Author Alastair Gordon examines many of Geller's constructions and shares fascinating details about their creation. Geller worked closely with his clients and tried to interpret their lifestyle into the design. "Each of Geller's houses was like a portrait, a custom-made tribute to its owner's personalities."
While these beach houses embraced a kind of everyman modernism, they were built economically and for summer use, making them within reach of middle class incomes. Geller was not interested in just making a statement with the building's shape. There were many factors at work, as they were located on the site with a focus on the view, prevailing winds, sun angles, high tides and more.
Photographs of the construction stages and finished houses are featured throughout the book, as well as many of Geller's sketches and plans for them. This visionary architect was able to combine the artist's sensitivities to the builder's realities and made beach houses that celebrated life.

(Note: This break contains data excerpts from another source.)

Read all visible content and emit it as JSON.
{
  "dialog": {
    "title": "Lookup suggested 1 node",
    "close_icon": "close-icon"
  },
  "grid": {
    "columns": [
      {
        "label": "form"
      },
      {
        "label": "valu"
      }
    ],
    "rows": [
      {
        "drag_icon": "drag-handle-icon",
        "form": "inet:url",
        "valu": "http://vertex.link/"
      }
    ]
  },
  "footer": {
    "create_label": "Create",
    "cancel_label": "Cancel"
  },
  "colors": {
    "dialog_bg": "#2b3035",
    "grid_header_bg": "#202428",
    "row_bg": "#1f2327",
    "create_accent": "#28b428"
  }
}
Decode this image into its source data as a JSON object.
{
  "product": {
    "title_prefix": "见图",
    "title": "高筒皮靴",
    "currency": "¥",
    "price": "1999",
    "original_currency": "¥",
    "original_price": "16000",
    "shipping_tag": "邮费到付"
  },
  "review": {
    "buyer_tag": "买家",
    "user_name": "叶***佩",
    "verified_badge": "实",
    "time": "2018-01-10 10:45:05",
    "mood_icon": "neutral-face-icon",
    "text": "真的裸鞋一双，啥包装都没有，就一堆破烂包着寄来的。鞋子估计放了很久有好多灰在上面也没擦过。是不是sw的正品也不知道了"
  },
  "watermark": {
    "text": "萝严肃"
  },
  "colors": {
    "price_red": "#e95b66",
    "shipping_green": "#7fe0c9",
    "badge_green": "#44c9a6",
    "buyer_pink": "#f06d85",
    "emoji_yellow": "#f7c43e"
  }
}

Heart & Soil, by Des Kennedy, Harbour Publishing, 240 pages, $24.95.
You won't learn how to fix your aphid problem or what is the fastest growing hedge to create a privacy screen in Des Kennedy's latest book. What you will discover is a collection of stories that will entertain and inspire you towards one of man's oldest activities.
This icon of Canadian gardening shares his thoughts on a wide range of related topics, from the simple joy of turning over a vegetable bed and the resulting connection to the soil to the change in his opinion on mushrooms. At one time he believed that "having mushrooms in the garden was like having cockroaches in the house, revealing one's lack of cleanliness and moral rectitude."
Like a longtime neighbour leaning over the fence, Kennedy draws you easily into his stories with his conversational tone and his entertaining outlook. Planted in the middle of the writings is a selection of photos of Kennedy's breathtaking garden at his Denman Island home.
Kennedy takes a swing at the challenge of nighttime raids on his garden by creatures that move on legs and those that creep along on multiple feet.
Fences, covers, and other techniques are applied but he manages to make each description a chance to joust with his subject matter.
By the end of the book you've discovered a whole lot of interesting garden tips have been slipped into the 60 musings that Kennedy has shared, and you are both entertained and enlightened.